When it comes to beach days and a bustling nightlife, it doesn’t get much better than Miami. But this hotspot is more than its bars and clubs; it’s also home to six major art museums and a thriving music scene dominated by Latin tunes. And, according to Walk Score, it ranks number five out of 3,000 cities for its walkability and offers a public transit system that includes commuter and rapid rails, buses, and trolleys. Search Miami homes for sale >
4. Seattle, Washington
Seattle might be rainy, but that’s a small price to pay for its easy access to the Pacific Ocean and Olympic Mountains. It also has a ton of art galleries and museums, music halls, and acclaimed theaters in addition to job opportunities from resident companies like Microsoft, Amazon, and Starbucks. And with electric trolleybuses, commuter rail lines, and a rapid transit line, it’s a cinch to move around without a car.
5. Portland, Oregon
Ranked among the Best Cities for New College Grads by Bloomberg Business, Portland offers a number of job opportunities from the likes of Nike, Intel, and Adidas. It also has a mild climate that gives you a gentle taste of all four seasons and easy access to surfing and skiing. Even better, it's among the greenest cities in the U.S., largely thanks to its more than 600 buses, 60 miles of light rail service, commuter rail system, and aerial trams.
6. Denver, Colorado
With an average of 300 days of sunshine every year, Denver is an ideal spot for the car-free outdoor enthusiast. It offers more than 200 parks and easy access to skiing hotspots like Vail, Breckenridge, and Steamboat Springs. It also offers low unemployment, at just 3.6%, according to the Bureau of Labor Statistics, with job opportunities from big companies like Level 3, Western Union, and Liberty Interactive. You can take a bus or light rail to work, or join the thousands who bike to work on the abundant dedicated bike lanes.
7. Madison, Wisconsin
Madison is a bustling college town that enjoys all four seasons with opportunities to ski, skate, fish, bike, or sail, depending on the time of year. It’s home to more than 15,000 acres of lakes and 200 miles of hike and bike trails. It also regularly hosts music festivals and offers five art museums. And while it doesn’t have a light rail system, it boasts over 220 buses that make more than 2,000 stops around the city every 30 minutes or hour.
8. Austin, Texas
One of the top five cities for concerts and festivals according to Travel+Leisure, Austin is a stellar destination for music lovers. It’s also ideal for those seeking an active lifestyle, offering 50 public swimming pools and parks, including 350-acre Zilker Park and the nation’s largest natural swimming pool in an urban setting, Barton Springs.
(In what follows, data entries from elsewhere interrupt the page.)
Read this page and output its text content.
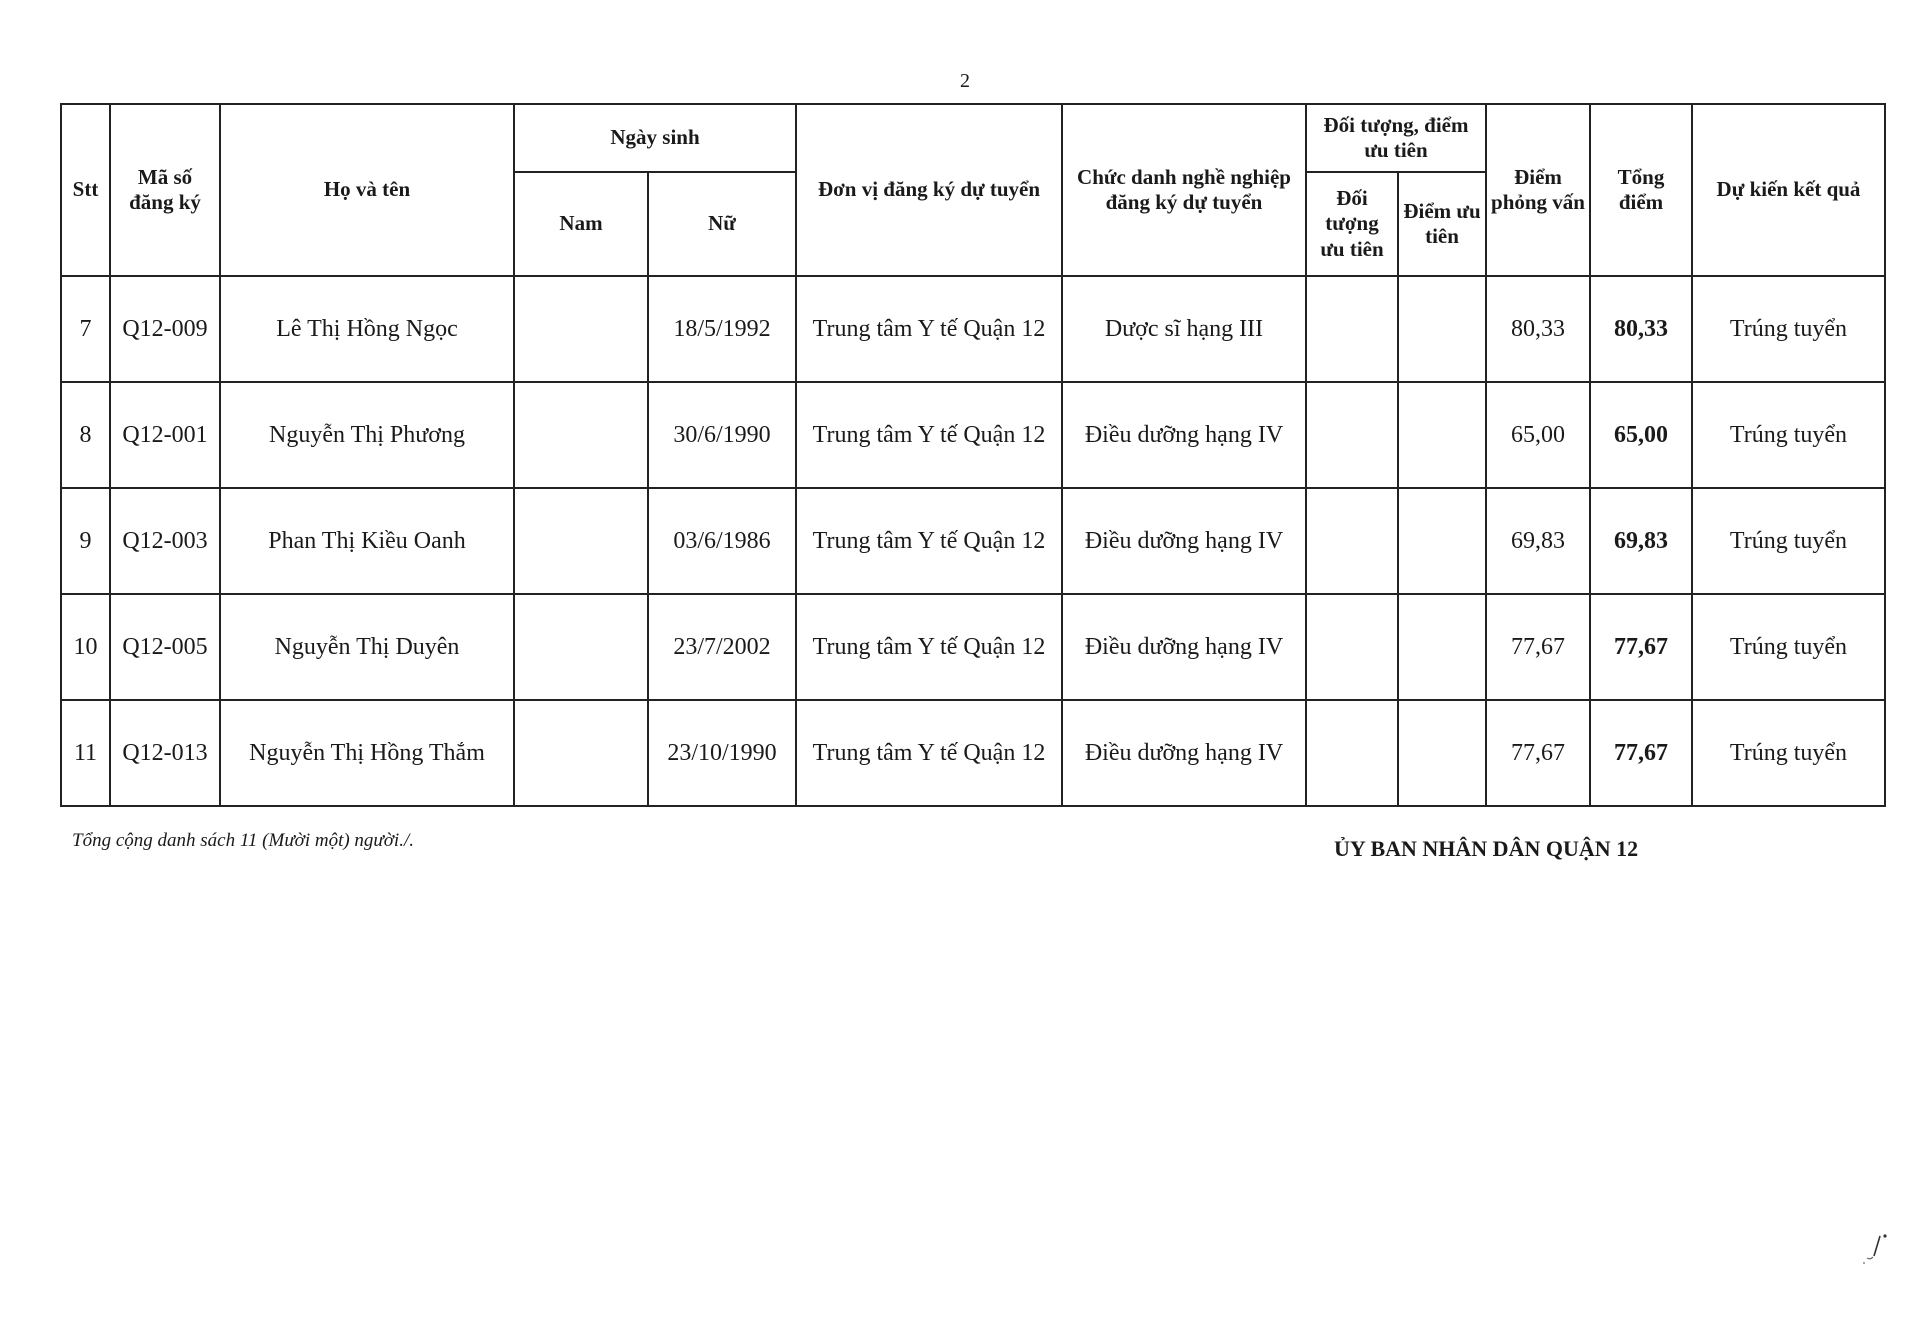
2
Stt	Mã số đăng ký	Họ và tên	Ngày sinh		Đơn vị đăng ký dự tuyển	Chức danh nghề nghiệp đăng ký dự tuyển	Đối tượng, điểm ưu tiên		Điểm phỏng vấn	Tổng điểm	Dự kiến kết quả
			Nam	Nữ			Đối tượng ưu tiên	Điểm ưu tiên			
7	Q12-009	Lê Thị Hồng Ngọc		18/5/1992	Trung tâm Y tế Quận 12	Dược sĩ hạng III			80,33	80,33	Trúng tuyển
8	Q12-001	Nguyễn Thị Phương		30/6/1990	Trung tâm Y tế Quận 12	Điều dưỡng hạng IV			65,00	65,00	Trúng tuyển
9	Q12-003	Phan Thị Kiều Oanh		03/6/1986	Trung tâm Y tế Quận 12	Điều dưỡng hạng IV			69,83	69,83	Trúng tuyển
10	Q12-005	Nguyễn Thị Duyên		23/7/2002	Trung tâm Y tế Quận 12	Điều dưỡng hạng IV			77,67	77,67	Trúng tuyển
11	Q12-013	Nguyễn Thị Hồng Thắm		23/10/1990	Trung tâm Y tế Quận 12	Điều dưỡng hạng IV			77,67	77,67	Trúng tuyển
Tổng cộng danh sách 11 (Mười một) người./.	ỦY BAN NHÂN DÂN QUẬN 12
A light rail can take you around downtown, while buses run throughout the whole city. There are also a ton of pedicabs and 80 miles of dedicated bike trails.
9. Baltimore, Maryland
Baltimore offers many museums and art galleries that include the home of Edgar Allan Poe and a museum dedicated to historic trolleys and electric streetcars. It also hosts 12 colleges and was ranked as one of America’s Most Literate Cities by Central Connecticut State University. The public transit system is comprised of local, express, and commuter buses; a light rail; and a subway system, so going car-free is no problem at all.
10. St. Louis, Missouri
Home to the award-winning Saint Louis Symphony Orchestra, the National Blues Museum, and an 11,000-seat outdoor amphitheater, St. Louis offers no shortage of cultural activities. Additionally, it hosts a number of Fortune 500 companies, like Express Scripts, Emerson Electric, and Monsanto, so it shouldn’t be too tough to get a job to pay for said activities. Walkability varies by neighborhood, but there’s also a Metrobus system throughout the city in addition to MetroLink, the city’s light rail system, which offers 62 miles of tracks and 37 stations.